- Ink Location within the state of Missouri
- Coordinates: 37°15′29″N 91°29′1″W﻿ / ﻿37.25806°N 91.48361°W
- Country: United States
- State: Missouri
- County: Shannon
- Township: Eminence
- Time zone: UTC-6 (Central (CST))
- • Summer (DST): UTC-5 (CDT)
- Postal code: 65466
- Area code: 573
- GNIS feature ID: 740954

= Ink, Missouri =

Ink is a ghost town in Shannon County, Missouri, United States. It is located at the intersection of Missouri Route N and county road 328. It is located on the north side of Spring Valley Creek just south of the Sunklands Conservation Area.

==History==
A post office called Ink was established in 1885, and remained in operation until 1954. According to folklorist Margot Ford McMillen, the unusual name of the village came about literally by accident.
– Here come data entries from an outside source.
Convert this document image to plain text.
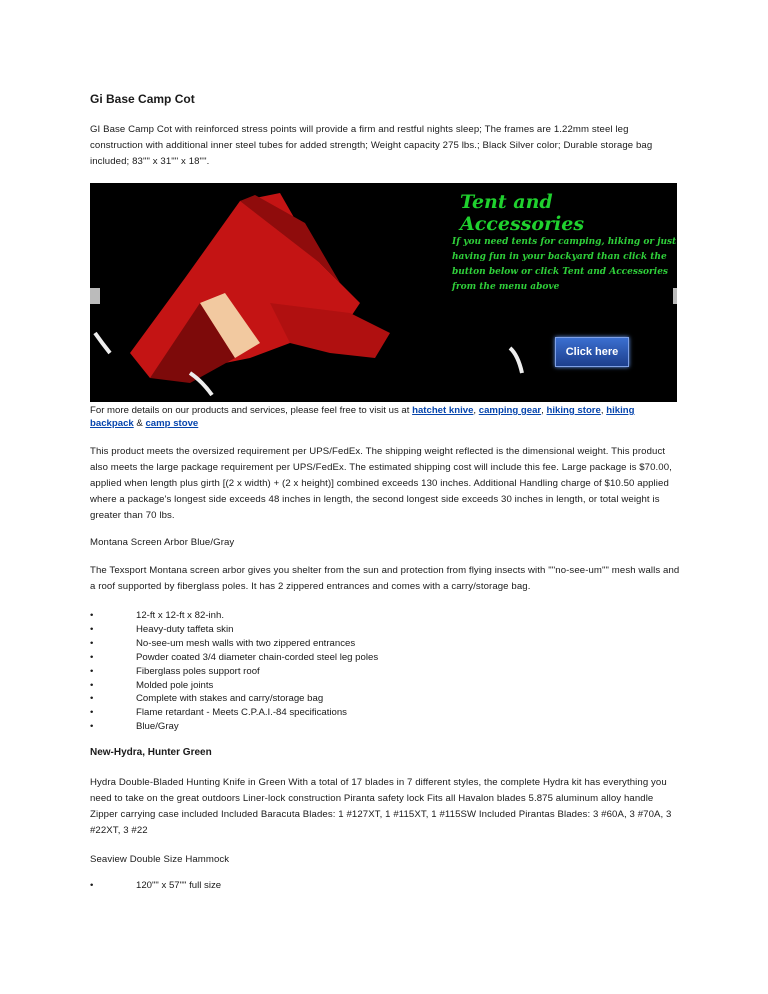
Gi Base Camp Cot

GI Base Camp Cot with reinforced stress points will provide a firm and restful nights sleep; The frames are 1.22mm steel leg construction with additional inner steel tubes for added strength; Weight capacity 275 lbs.; Black Silver color; Durable storage bag included; 83"" x 31"" x 18"".

Tent and Accessories
If you need tents for camping, hiking or just having fun in your backyard than click the button below or click Tent and Accessories from the menu above
Click here

For more details on our products and services, please feel free to visit us at hatchet knive, camping gear, hiking store, hiking backpack & camp stove

This product meets the oversized requirement per UPS/FedEx. The shipping weight reflected is the dimensional weight. This product also meets the large package requirement per UPS/FedEx. The estimated shipping cost will include this fee. Large package is $70.00, applied when length plus girth [(2 x width) + (2 x height)] combined exceeds 130 inches. Additional Handling charge of $10.50 applied where a package's longest side exceeds 48 inches in length, the second longest side exceeds 30 inches in length, or total weight is greater than 70 lbs.

Montana Screen Arbor Blue/Gray

The Texsport Montana screen arbor gives you shelter from the sun and protection from flying insects with ""no-see-um"" mesh walls and a roof supported by fiberglass poles. It has 2 zippered entrances and comes with a carry/storage bag.

•	12-ft x 12-ft x 82-inh.
•	Heavy-duty taffeta skin
•	No-see-um mesh walls with two zippered entrances
•	Powder coated 3/4 diameter chain-corded steel leg poles
•	Fiberglass poles support roof
•	Molded pole joints
•	Complete with stakes and carry/storage bag
•	Flame retardant - Meets C.P.A.I.-84 specifications
•	Blue/Gray
New-Hydra, Hunter Green

Hydra Double-Bladed Hunting Knife in Green With a total of 17 blades in 7 different styles, the complete Hydra kit has everything you need to take on the great outdoors Liner-lock construction Piranta safety lock Fits all Havalon blades 5.875 aluminum alloy handle Zipper carrying case included Included Baracuta Blades: 1 #127XT, 1 #115XT, 1 #115SW Included Pirantas Blades: 3 #60A, 3 #70A, 3 #22XT, 3 #22

Seaview Double Size Hammock

•	120"" x 57"" full size
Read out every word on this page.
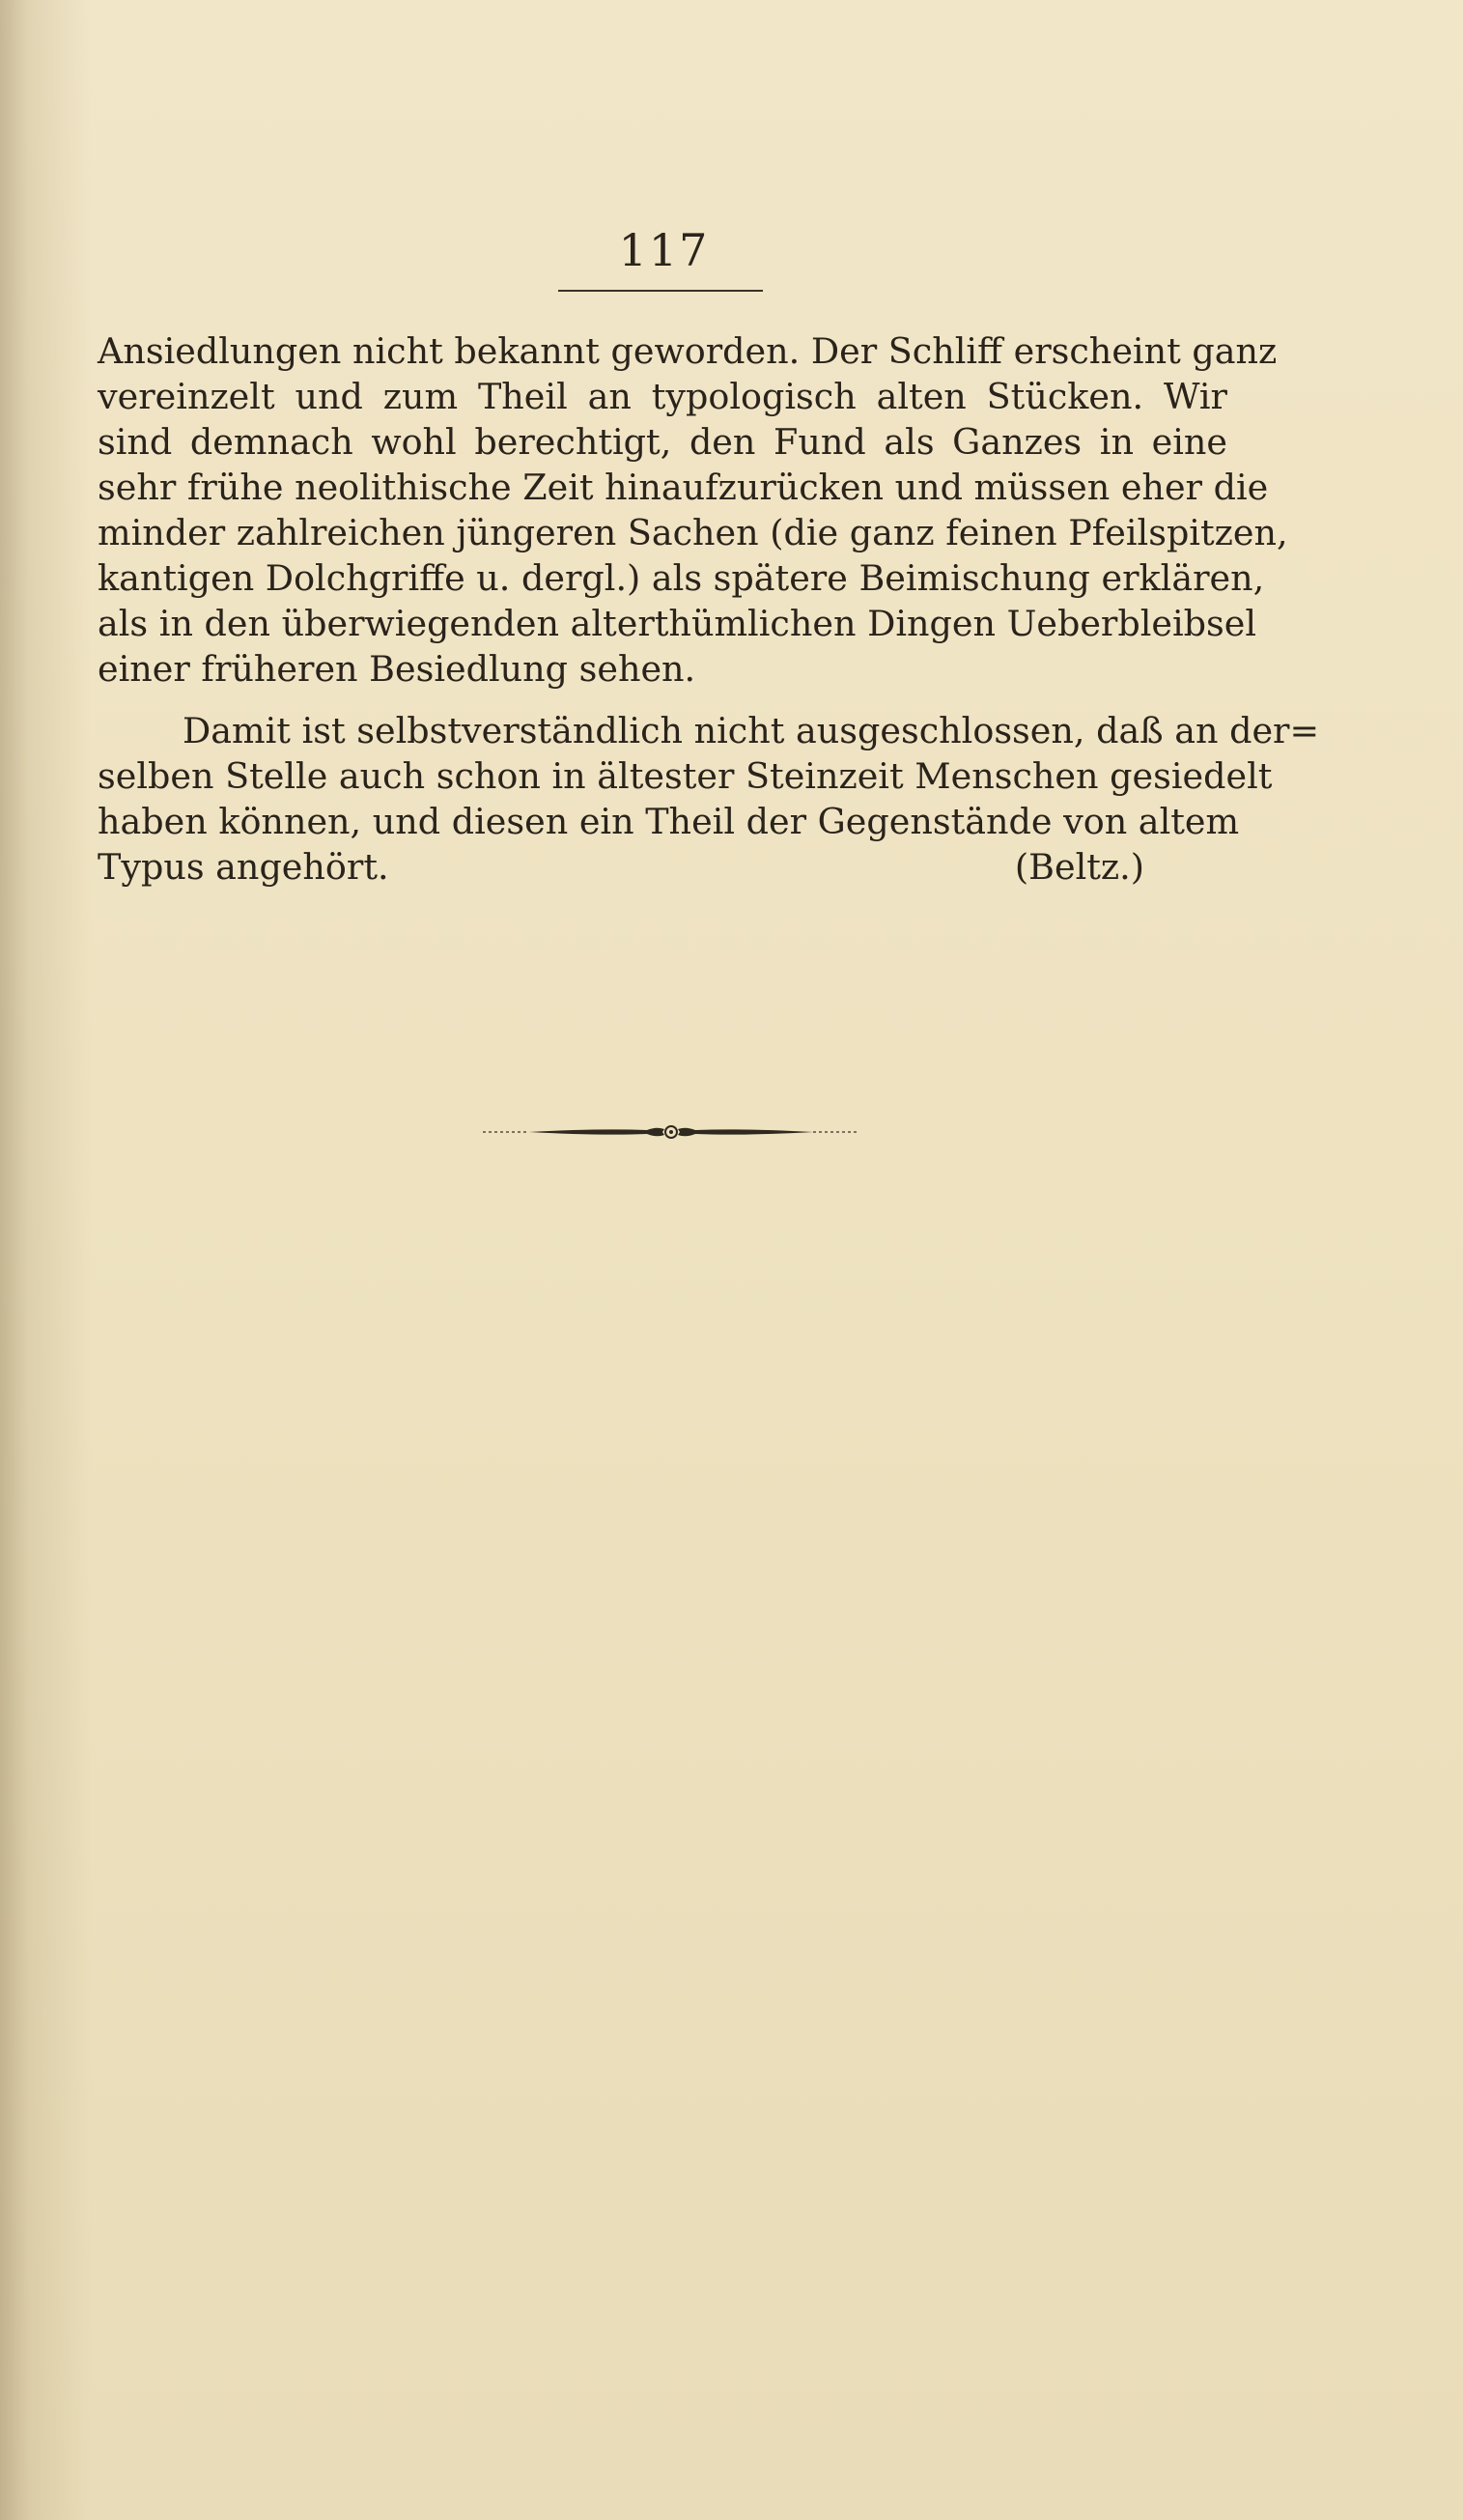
117
Ansiedlungen nicht bekannt geworden. Der Schliff erscheint ganz
vereinzelt und zum Theil an typologisch alten Stücken. Wir
sind demnach wohl berechtigt, den Fund als Ganzes in eine
sehr frühe neolithische Zeit hinaufzurücken und müssen eher die
minder zahlreichen jüngeren Sachen (die ganz feinen Pfeilspitzen,
kantigen Dolchgriffe u. dergl.) als spätere Beimischung erklären,
als in den überwiegenden alterthümlichen Dingen Ueberbleibsel
einer früheren Besiedlung sehen.
Damit ist selbstverständlich nicht ausgeschlossen, daß an der=
selben Stelle auch schon in ältester Steinzeit Menschen gesiedelt
haben können, und diesen ein Theil der Gegenstände von altem
Typus angehört.	(Beltz.)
After several attempts at a name were rejected, a community meeting was held. Wanting a name short and memorable, a children's spelling book with three-letter words such as cat, bat, dog, and the like was consulted. The meeting grew lengthy, and finally, someone accidentally spilled an ink well onto the book and table. Another citizen suggested, "why not call the town Ink?" The U.S. postal authorities found it acceptable, thus the village was officially so named. In spite of the tradition, Ink may have been named simply on account of the name's brevity.